On Derby Monday, coverage from the ballpark will kick off with four hours of shows live from batting practice at Target Field — High Heat With Christopher Russo at 4 p.m. ET, Intentional Talk with Kevin Millar and Chris Rose at 5 p.m., and MLB Tonight at 6 p.m. — plus a highlight-filled MLB Tonight after the Home Run Derby.

On All-Star Tuesday, following the red-carpet show, it’s a similar lineup of programming with High Heat With Christopher Russo at 4 p.m. ET, Intentional Talk at 5 p.m., and MLB Tonight at 6 p.m. on-field leading up to and immediately following the game.

The centerpiece of the network’s shoulder programming is a Kernwer-designed on-field set that the crew can break down and shuttle off the field in under six minutes, giving the network maximum time on-field before the action begins.

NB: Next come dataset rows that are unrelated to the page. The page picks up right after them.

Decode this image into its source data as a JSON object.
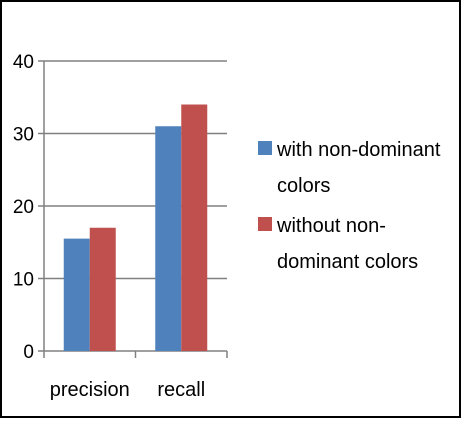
{
  "chart_data": {
    "type": "bar",
    "categories": [
      "precision",
      "recall"
    ],
    "series": [
      {
        "name": "with non-dominant colors",
        "values": [
          15.5,
          31
        ],
        "color": "#4F81BD"
      },
      {
        "name": "without non-dominant colors",
        "values": [
          17,
          34
        ],
        "color": "#C0504D"
      }
    ],
    "title": "",
    "xlabel": "",
    "ylabel": "",
    "ylim": [
      0,
      40
    ],
    "yticks": [
      0,
      10,
      20,
      30,
      40
    ],
    "grid": "horizontal",
    "legend_position": "right",
    "legend_lines": [
      [
        "with non-dominant",
        "colors"
      ],
      [
        "without non-",
        "dominant colors"
      ]
    ]
  }
}
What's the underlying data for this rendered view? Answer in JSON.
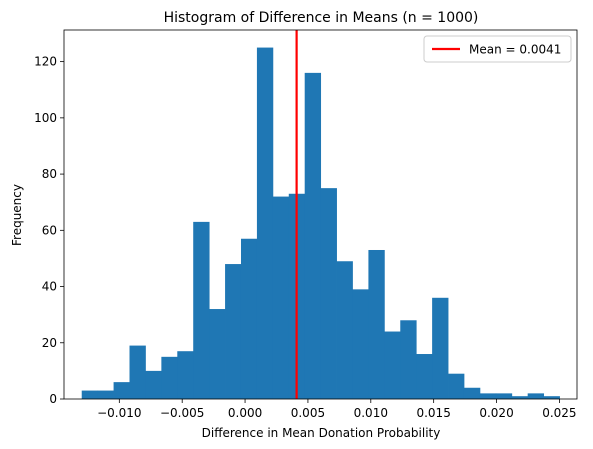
{
  "chart_data": {
    "type": "histogram",
    "title": "Histogram of Difference in Means (n = 1000)",
    "xlabel": "Difference in Mean Donation Probability",
    "ylabel": "Frequency",
    "xlim": [
      -0.0144,
      0.0264
    ],
    "ylim": [
      0,
      131.25
    ],
    "xticks": [
      -0.01,
      -0.005,
      0.0,
      0.005,
      0.01,
      0.015,
      0.02,
      0.025
    ],
    "xtick_labels": [
      "−0.010",
      "−0.005",
      "0.000",
      "0.005",
      "0.010",
      "0.015",
      "0.020",
      "0.025"
    ],
    "yticks": [
      0,
      20,
      40,
      60,
      80,
      100,
      120
    ],
    "ytick_labels": [
      "0",
      "20",
      "40",
      "60",
      "80",
      "100",
      "120"
    ],
    "bar_color": "#1f77b4",
    "bin_start": -0.01299,
    "bin_width": 0.0012667,
    "bin_counts": [
      3,
      3,
      6,
      19,
      10,
      15,
      17,
      63,
      32,
      48,
      57,
      125,
      72,
      73,
      116,
      75,
      49,
      39,
      53,
      24,
      28,
      16,
      36,
      9,
      4,
      2,
      2,
      1,
      2,
      1
    ],
    "mean_line": {
      "x": 0.0041,
      "color": "#ff0000",
      "label": "Mean = 0.0041"
    },
    "legend": {
      "position": "top-right",
      "entries": [
        "Mean = 0.0041"
      ]
    },
    "grid": false
  }
}
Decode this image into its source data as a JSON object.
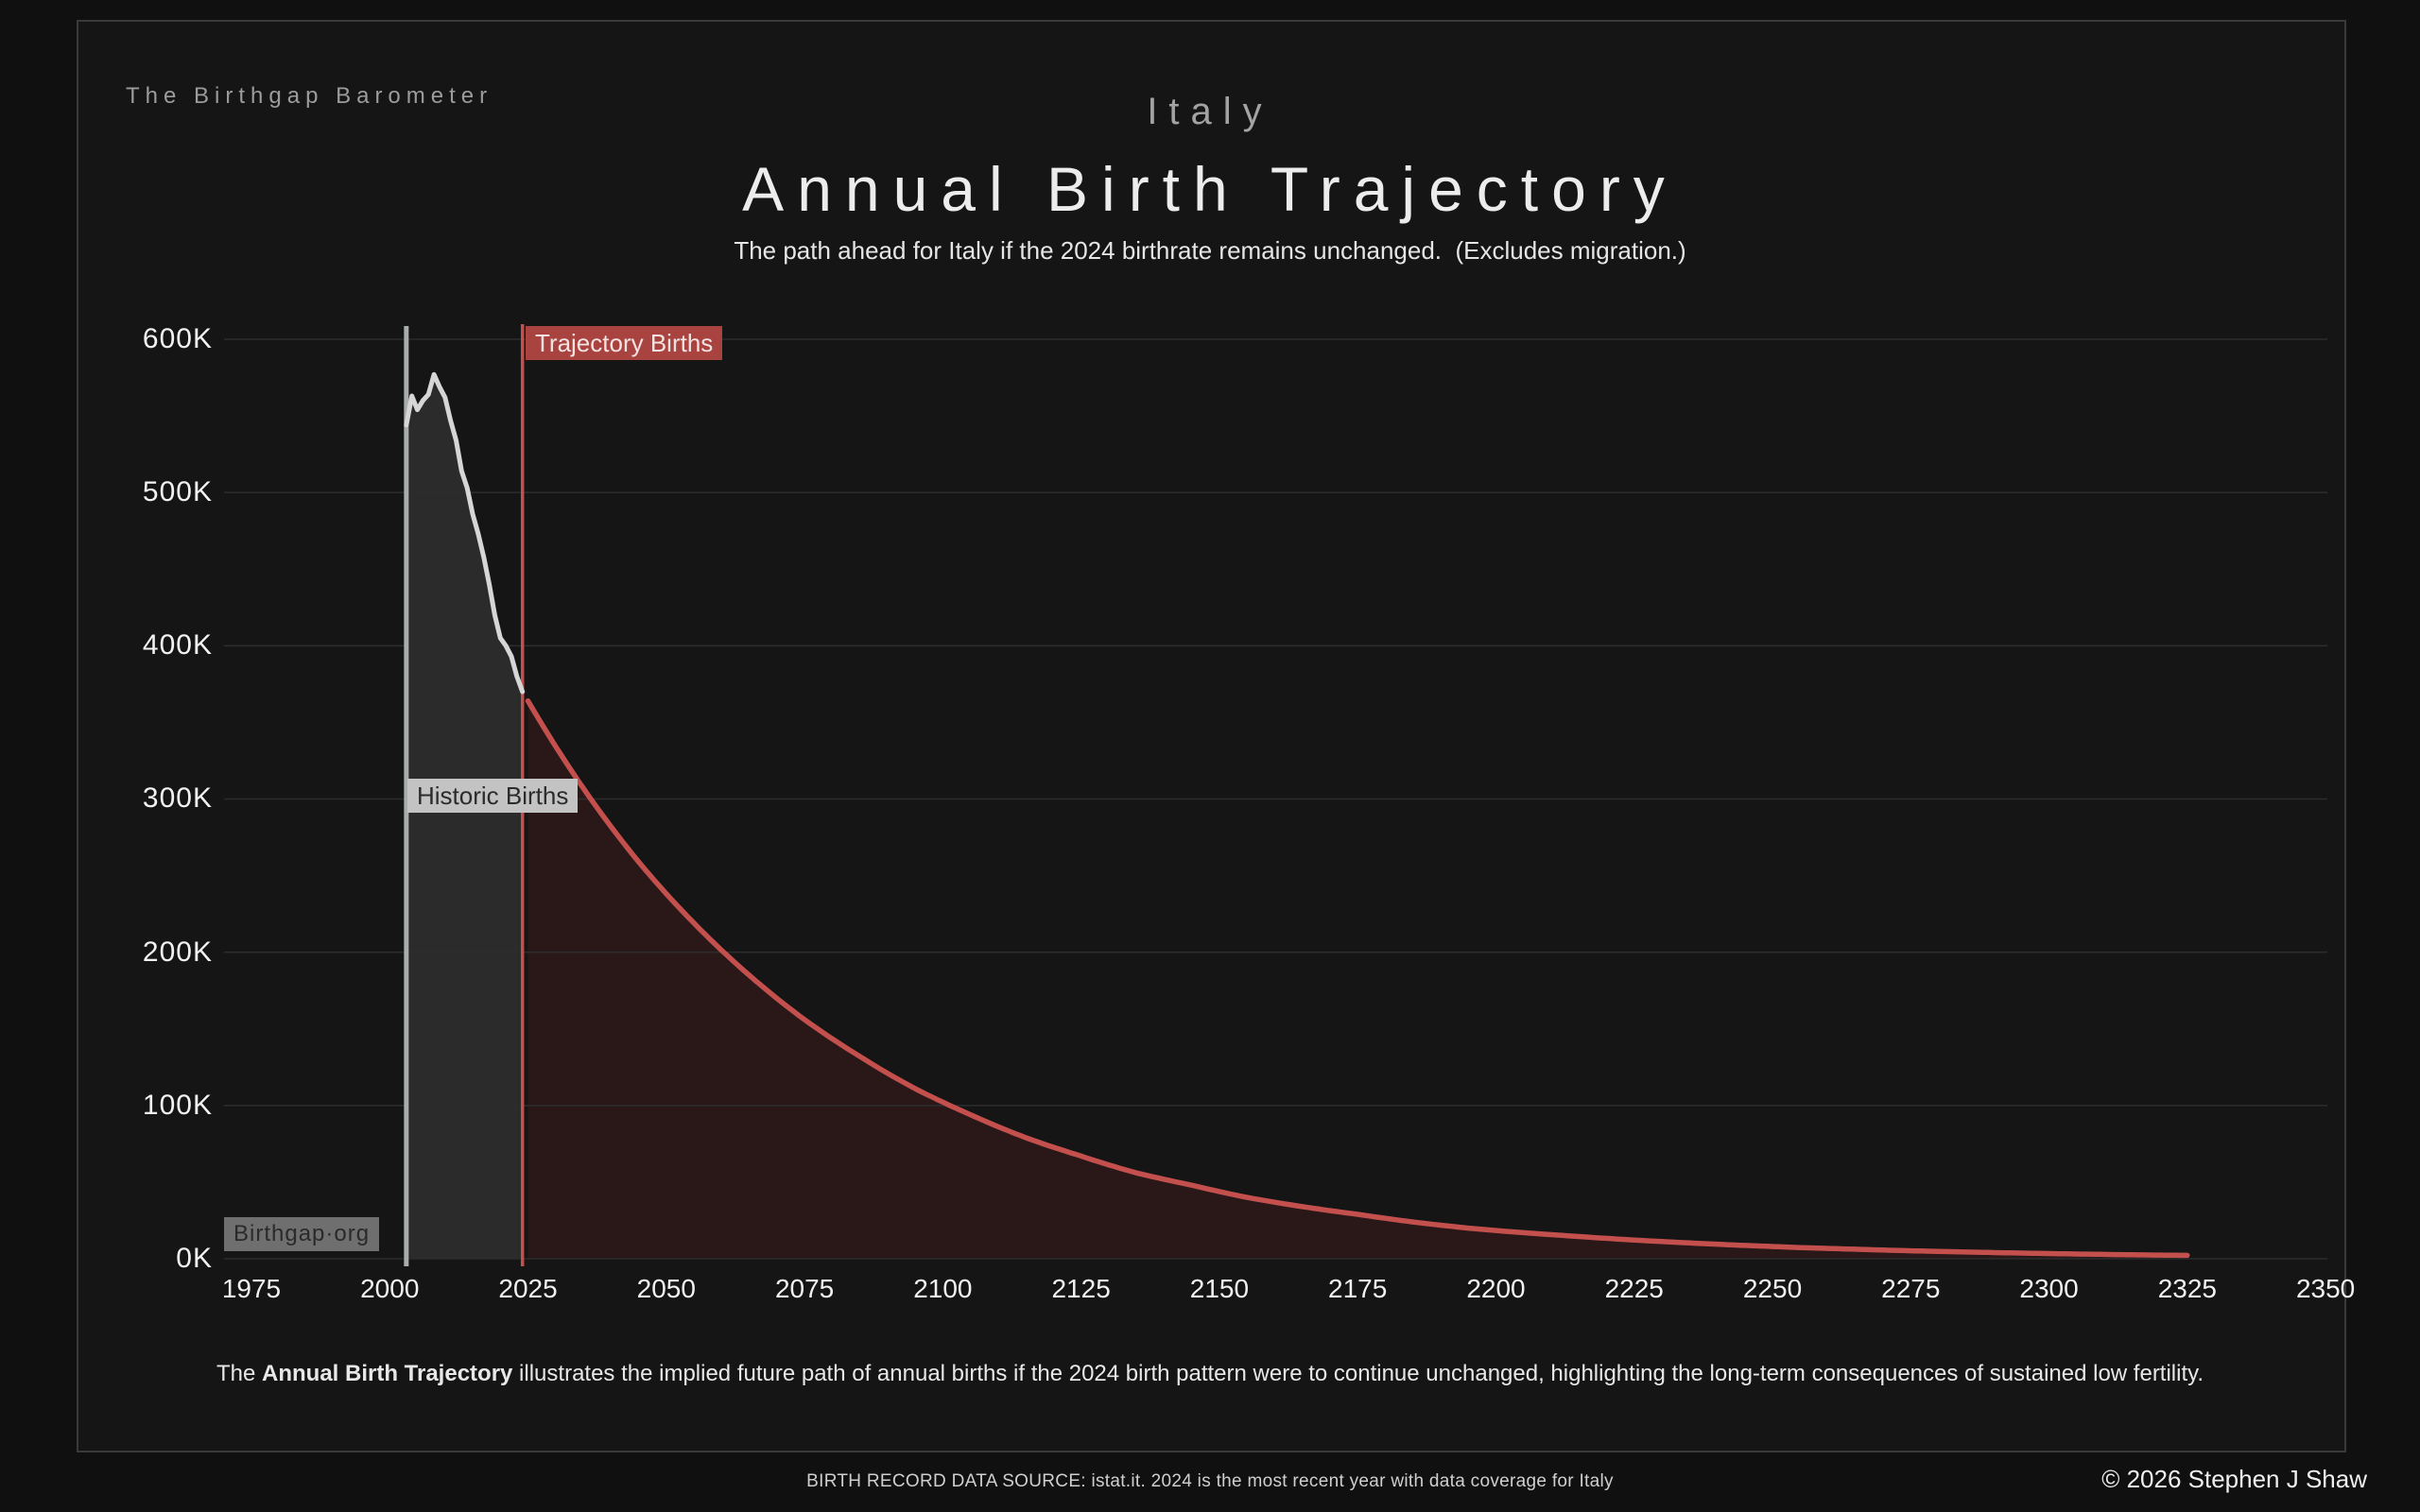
{
  "header": {
    "brand": "The Birthgap Barometer",
    "country": "Italy",
    "title": "Annual Birth Trajectory",
    "subtitle": "The path ahead for Italy if the 2024 birthrate remains unchanged.  (Excludes migration.)"
  },
  "caption": {
    "pre": "The ",
    "bold": "Annual Birth Trajectory",
    "post": " illustrates the implied future path of annual births if the 2024 birth pattern were to continue unchanged, highlighting the long-term consequences of sustained low fertility."
  },
  "footer": {
    "watermark": "Birthgap·org",
    "source": "BIRTH RECORD DATA SOURCE: istat.it. 2024 is the most recent year with data coverage for Italy",
    "copyright": "© 2026 Stephen J Shaw"
  },
  "colors": {
    "page_background": "#101010",
    "card_background": "#151515",
    "card_border": "#3a3a3a",
    "gridline": "#2d2d2d",
    "historic_line": "#d6d6d6",
    "historic_fill": "#2b2b2b",
    "historic_marker_line": "#a9adad",
    "trajectory_line": "#c4504e",
    "trajectory_fill": "#2a1818",
    "trajectory_label_background": "#a84340",
    "tick_text": "#f2f2f2"
  },
  "chart_data": {
    "type": "area",
    "title": "Annual Birth Trajectory",
    "region": "Italy",
    "unit": "annual births, thousands",
    "xlabel": "",
    "ylabel": "",
    "grid": "horizontal",
    "x_domain": [
      1975,
      2350
    ],
    "ylim": [
      0,
      600
    ],
    "x_ticks": [
      1975,
      2000,
      2025,
      2050,
      2075,
      2100,
      2125,
      2150,
      2175,
      2200,
      2225,
      2250,
      2275,
      2300,
      2325,
      2350
    ],
    "y_ticks": [
      {
        "value": 0,
        "label": "0K"
      },
      {
        "value": 100,
        "label": "100K"
      },
      {
        "value": 200,
        "label": "200K"
      },
      {
        "value": 300,
        "label": "300K"
      },
      {
        "value": 400,
        "label": "400K"
      },
      {
        "value": 500,
        "label": "500K"
      },
      {
        "value": 600,
        "label": "600K"
      }
    ],
    "series": [
      {
        "name": "Historic Births",
        "kind": "area",
        "interpolation": "linear",
        "points": [
          [
            2003,
            544
          ],
          [
            2004,
            563
          ],
          [
            2005,
            554
          ],
          [
            2006,
            560
          ],
          [
            2007,
            564
          ],
          [
            2008,
            577
          ],
          [
            2009,
            569
          ],
          [
            2010,
            562
          ],
          [
            2011,
            547
          ],
          [
            2012,
            534
          ],
          [
            2013,
            514
          ],
          [
            2014,
            503
          ],
          [
            2015,
            486
          ],
          [
            2016,
            473
          ],
          [
            2017,
            458
          ],
          [
            2018,
            440
          ],
          [
            2019,
            420
          ],
          [
            2020,
            405
          ],
          [
            2021,
            400
          ],
          [
            2022,
            393
          ],
          [
            2023,
            380
          ],
          [
            2024,
            370
          ]
        ]
      },
      {
        "name": "Trajectory Births",
        "kind": "area",
        "interpolation": "exponential",
        "points": [
          [
            2025,
            364
          ],
          [
            2035,
            307
          ],
          [
            2045,
            259
          ],
          [
            2055,
            219
          ],
          [
            2065,
            185
          ],
          [
            2075,
            156
          ],
          [
            2085,
            132
          ],
          [
            2095,
            111
          ],
          [
            2105,
            94
          ],
          [
            2115,
            79
          ],
          [
            2125,
            67
          ],
          [
            2135,
            56
          ],
          [
            2145,
            48
          ],
          [
            2155,
            40
          ],
          [
            2165,
            34
          ],
          [
            2175,
            29
          ],
          [
            2185,
            24
          ],
          [
            2195,
            20
          ],
          [
            2205,
            17
          ],
          [
            2215,
            14.5
          ],
          [
            2225,
            12.2
          ],
          [
            2235,
            10.3
          ],
          [
            2245,
            8.7
          ],
          [
            2255,
            7.3
          ],
          [
            2265,
            6.2
          ],
          [
            2275,
            5.2
          ],
          [
            2285,
            4.4
          ],
          [
            2295,
            3.7
          ],
          [
            2305,
            3.1
          ],
          [
            2315,
            2.6
          ],
          [
            2325,
            2.2
          ]
        ]
      }
    ],
    "markers": {
      "historic_start_line_year": 2003,
      "trajectory_start_line_year": 2024
    }
  }
}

Capturing that set is a jib camera and two handhelds. There are also two roaming RF cameras and four hard cameras (positioned at center field, high first base, high third base, and high home) shooting batting practices and isolating players on the field.

A unique feature will be what MLB Network is calling “netcams.” RF cameras will be placed on the batting cages at Target Field before the Home Run Derby and the All-Star Game and will make those camera feeds available to Fox and ESPN.

The production team also has a secondary set on the concourse level, a repurposing of the existing Fox Sports North set regularly on hand for Twins home games. The set is also designed by Kernwer, making it easy to swap in appropriate logos and signage.

All of MLB Network’s on-site studio coverage is directed in the compound from Game Creek Video’s Victory.